Ellie was certainly brainy, but that would never get her far with the boys—which however, in view of Gena's lamentable ways, might not be the worst fate. At least one of the zoology professors at college was a woman, and there was an instructor in English who was so young and attractive that at first he took her for a coed.

“So I've heard,” he said. “But I guess it takes a special sort of girl to think about that when she sees a snake.” He hoped she would take that as the approbation he intended it to be.

“You know what might make a lot of sense?” she asked brightly. “There isn't any good reason why we couldn't share this room. If you wanted your privacy we could hang a blanket on a rope from there to
there
. You'd have a real bed to sleep in and if I moved her clothes out of the closet and took them up to the attic, there'd be loads of room for your stuff.”

Orrie shook his head reprovingly. “Come on, Ellie, you know that wouldn't be right.”

“You mean just because of the ideas of other people,” she said with scorn. “So what do we care? We're nothing like other people anyway.”

“What's that supposed to mean?”

“Do you know anyone else like our family?” she asked bitterly. “Everybody looks down on us as it is.”

“That's not true! Didn't the Terwillens just invite us to move in with them?”

“Because they pity us! That's not respect.”

He moved past her and, having peeled the bedspread off, claimed the underlying pink blanket and the caseless pillow in its striped ticking. After all these years Gena's scent could still be detected, though what as a younger boy he had found nauseating was no longer blatant.

“I'm not saying you're right,” he said, adjusting his armload of soft stuffs. “But let me tell you something: if you are, then the way to fight back is not to do anything weird, but to be as normal as possible, to do every single thing in the regular way approved by all. Not to throw away all standards and just do what you feel like! Can't you see that?”

“I suppose it's normal to sleep on the floor in the attic of your own home?”

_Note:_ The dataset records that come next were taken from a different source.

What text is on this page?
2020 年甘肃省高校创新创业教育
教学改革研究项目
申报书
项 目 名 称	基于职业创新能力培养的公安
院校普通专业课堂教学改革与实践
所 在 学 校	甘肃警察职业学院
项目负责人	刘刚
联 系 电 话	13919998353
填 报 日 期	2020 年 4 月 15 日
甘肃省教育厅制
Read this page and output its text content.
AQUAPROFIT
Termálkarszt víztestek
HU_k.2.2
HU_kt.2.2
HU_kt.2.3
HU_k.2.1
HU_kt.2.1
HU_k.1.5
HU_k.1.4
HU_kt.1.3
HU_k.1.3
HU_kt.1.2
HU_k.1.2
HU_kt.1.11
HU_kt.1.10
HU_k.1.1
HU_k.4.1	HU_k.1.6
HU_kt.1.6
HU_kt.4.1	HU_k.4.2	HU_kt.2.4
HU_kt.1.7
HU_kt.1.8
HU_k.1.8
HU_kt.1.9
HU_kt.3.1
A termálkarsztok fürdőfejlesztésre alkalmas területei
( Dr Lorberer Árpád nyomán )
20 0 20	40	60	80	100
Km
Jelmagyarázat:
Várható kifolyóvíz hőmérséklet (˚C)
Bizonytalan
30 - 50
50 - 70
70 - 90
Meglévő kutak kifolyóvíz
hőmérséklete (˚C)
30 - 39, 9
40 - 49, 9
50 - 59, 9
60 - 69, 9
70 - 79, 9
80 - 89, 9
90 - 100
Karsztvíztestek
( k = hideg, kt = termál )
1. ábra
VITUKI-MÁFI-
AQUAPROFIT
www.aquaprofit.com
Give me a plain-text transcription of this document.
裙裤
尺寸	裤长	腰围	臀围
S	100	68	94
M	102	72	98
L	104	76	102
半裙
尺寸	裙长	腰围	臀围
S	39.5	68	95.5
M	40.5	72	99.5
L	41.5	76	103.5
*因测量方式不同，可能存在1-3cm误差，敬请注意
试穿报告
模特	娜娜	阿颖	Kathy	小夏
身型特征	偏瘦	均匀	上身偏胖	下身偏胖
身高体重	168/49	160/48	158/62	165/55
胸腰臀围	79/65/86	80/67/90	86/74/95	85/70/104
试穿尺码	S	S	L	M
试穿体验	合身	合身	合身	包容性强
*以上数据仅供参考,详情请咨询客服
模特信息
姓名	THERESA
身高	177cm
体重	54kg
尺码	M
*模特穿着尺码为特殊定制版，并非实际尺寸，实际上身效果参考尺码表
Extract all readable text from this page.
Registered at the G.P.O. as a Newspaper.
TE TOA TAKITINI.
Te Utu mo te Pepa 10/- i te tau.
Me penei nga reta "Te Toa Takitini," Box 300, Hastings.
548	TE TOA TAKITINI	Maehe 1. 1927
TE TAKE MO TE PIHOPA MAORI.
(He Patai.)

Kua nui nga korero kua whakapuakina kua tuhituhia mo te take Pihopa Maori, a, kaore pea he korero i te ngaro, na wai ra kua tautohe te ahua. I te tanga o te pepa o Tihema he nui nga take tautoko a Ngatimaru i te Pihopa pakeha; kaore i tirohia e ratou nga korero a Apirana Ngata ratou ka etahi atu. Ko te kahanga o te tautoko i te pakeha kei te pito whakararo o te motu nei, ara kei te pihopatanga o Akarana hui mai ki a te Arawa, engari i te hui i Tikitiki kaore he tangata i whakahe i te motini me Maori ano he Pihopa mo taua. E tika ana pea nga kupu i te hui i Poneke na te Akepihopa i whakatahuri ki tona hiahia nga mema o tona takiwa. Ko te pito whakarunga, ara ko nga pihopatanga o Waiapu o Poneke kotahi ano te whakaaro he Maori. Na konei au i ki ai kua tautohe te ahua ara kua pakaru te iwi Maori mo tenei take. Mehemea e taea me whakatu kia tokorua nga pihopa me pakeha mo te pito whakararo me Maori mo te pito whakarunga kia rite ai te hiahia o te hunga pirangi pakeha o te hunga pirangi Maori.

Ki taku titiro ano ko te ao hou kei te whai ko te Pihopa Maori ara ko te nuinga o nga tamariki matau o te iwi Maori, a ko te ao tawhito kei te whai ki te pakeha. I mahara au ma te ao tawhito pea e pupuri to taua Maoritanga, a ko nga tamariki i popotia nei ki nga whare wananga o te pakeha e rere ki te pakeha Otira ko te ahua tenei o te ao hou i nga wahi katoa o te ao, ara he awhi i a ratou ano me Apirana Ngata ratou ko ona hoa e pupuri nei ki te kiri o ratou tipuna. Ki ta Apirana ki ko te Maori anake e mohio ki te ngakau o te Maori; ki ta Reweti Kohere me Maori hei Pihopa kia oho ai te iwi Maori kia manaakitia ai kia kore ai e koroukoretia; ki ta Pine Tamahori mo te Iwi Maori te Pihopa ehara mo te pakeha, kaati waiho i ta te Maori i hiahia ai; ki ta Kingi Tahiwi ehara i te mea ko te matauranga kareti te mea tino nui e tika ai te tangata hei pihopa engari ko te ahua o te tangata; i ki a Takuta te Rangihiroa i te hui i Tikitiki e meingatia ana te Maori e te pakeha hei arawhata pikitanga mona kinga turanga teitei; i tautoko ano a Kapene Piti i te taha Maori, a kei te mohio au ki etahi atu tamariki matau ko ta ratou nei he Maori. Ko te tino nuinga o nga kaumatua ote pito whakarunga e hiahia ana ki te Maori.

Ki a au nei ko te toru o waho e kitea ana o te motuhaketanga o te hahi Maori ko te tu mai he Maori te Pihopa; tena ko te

He smiled in pride. “In certain circumstances, yes.” He might have added that she would understand such matters only when she was older, but was restrained by the thought that she might not. He was aware they had different approaches to life, but could not have said whether that was due to their opposing sexes or altogether to a natural variation in individuals even of the same blood.

He had not closed the door after Ellie had admitted him. Now their mother came into the doorway, though no farther.

She seemed to be speaking under a strain. As always, when he was in Ellie's company, she addressed him only. “Erie came back to take us all out to dinner. He wants to save me the labor of cooking on a day like this.” She made a little quick mechanical smile. “He wants you to name the restaurant.”

“I'm not hungry,” Orrie said. He expected Ellie to chime in with the same message, as she had always done in the past, but she remained silent.

“Well, I wish you'd do me the favor of going,” his mother said.

“I don't look at it that way.”

She took note of his burden. “I'm told you have moved up to the attic. That's really foolish of you. I don't want you up there. It embarrasses me.”

He sullenly avoided her eyes.

“He's not moving in right away!” She continued to stand in the doorway. Was what she was saying largely for the benefit of a listening Erie?

Ellie had sat down at her desk and opened the book about reptiles.

“He can move in whenever he wants,” Orrie said at high volume. “The house belongs to him, doesn't it?”

His mother winced. “You won't even honor my request that you come to dinner?”

“It's not the kind of thing you should be asking. There's no honor in it.” Orrie was immediately sorry he had added the final phrase, but was too proud to withdraw or even soften it.